Há, ainda, medidas de fomento à oferta de capital para investimento em empreendedorismo inovador e, também, normas sobre licitação e contratação de soluções inovadoras pela administração pública brasileira.

O texto aprovado define as startups como organizações empresariais ou societárias que atuam, especificamente, na inovação aplicada a produtos, serviços e modelos de negócios.

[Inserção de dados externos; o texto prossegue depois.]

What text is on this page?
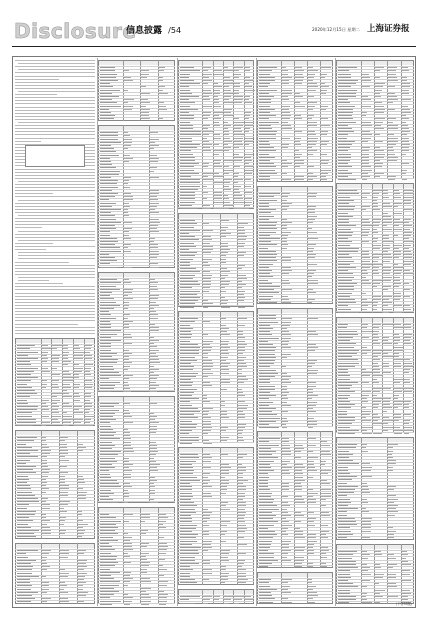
Disclosure
信息披露 /54	2020年12月15日 星期二 上海证券报
(下转55版)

Além da definição, o projeto determina que são elegíveis à condição de startups as sociedades que possuem receita bruta de até R$ 16.000.000,00 no ano anterior e, ainda, que possuem inscrição no Cadastro Nacional de Pessoas Jurídicas de, ao menos, 10 anos. O Marco determina que a sociedade pretendente à condição de startup deverá ter declarado em seu ato constitutivo (ou alterador) a utilização de modelos de negócios inovadores para a geração de produtos ou serviços, ou, alternativamente, deverá ter sido enquadrada no regime especial de tributação denominado Inova Simples (conforme previsto pelo art. 65-A da Lei Complementar nº 123, de 14 de dezembro de 2006).

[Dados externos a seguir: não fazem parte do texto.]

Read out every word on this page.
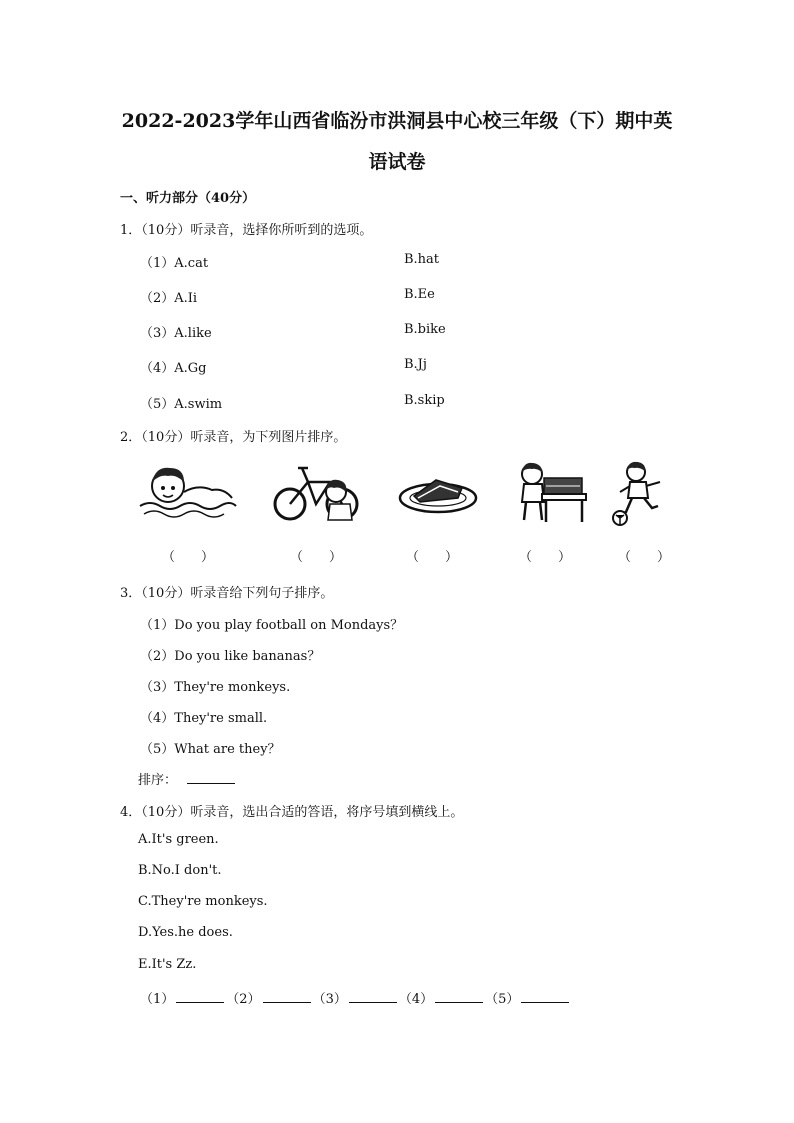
2022-2023学年山西省临汾市洪洞县中心校三年级（下）期中英
语试卷
一、听力部分（40分）
1．（10分）听录音，选择你所听到的选项。
（1）A.cat	B.hat
（2）A.Ii	B.Ee
（3）A.like	B.bike
（4）A.Gg	B.Jj
（5）A.swim	B.skip
2．（10分）听录音，为下列图片排序。
（　　）	（　　）	（　　）	（　　）	（　　）
3．（10分）听录音给下列句子排序。
（1）Do you play football on Mondays？
（2）Do you like bananas？
（3）They're monkeys.
（4）They're small.
（5）What are they？
排序：
4．（10分）听录音，选出合适的答语，将序号填到横线上。
A.It's green.
B.No.I don't.
C.They're monkeys.
D.Yes.he does.
E.It's Zz.
（1）	（2）	（3）	（4）	（5）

Em se tratando especificamente do financiamento, o projeto prevê que as startups poderão contar com o dinheiro de investidores (pessoas físicas ou jurídicas) que não participam efetivamente do capital social e, nem mesmo, da direção/administração da referida startup, os quais são definidos pelo texto como “investidores-anjos”. A grande vantagem para os investidores-anjos é que estes não responderão pelas obrigações da startup (nem mesmo em caso de recuperação judicial ou de reclamações trabalhistas, por exemplo) – exceto em casos de dolo, fraude ou simulação de investimento – serão remunerados na medida de seus aportes, e poderão, ainda, participar das deliberações em caráter estritamente consultivo e ter acesso às contas, ao inventário, aos balanços, aos livros contábeis e à situação do caixa, o que lhes garantirá segurança jurídica e diminuirá, portanto, o risco envolvido neste tipo de contratação.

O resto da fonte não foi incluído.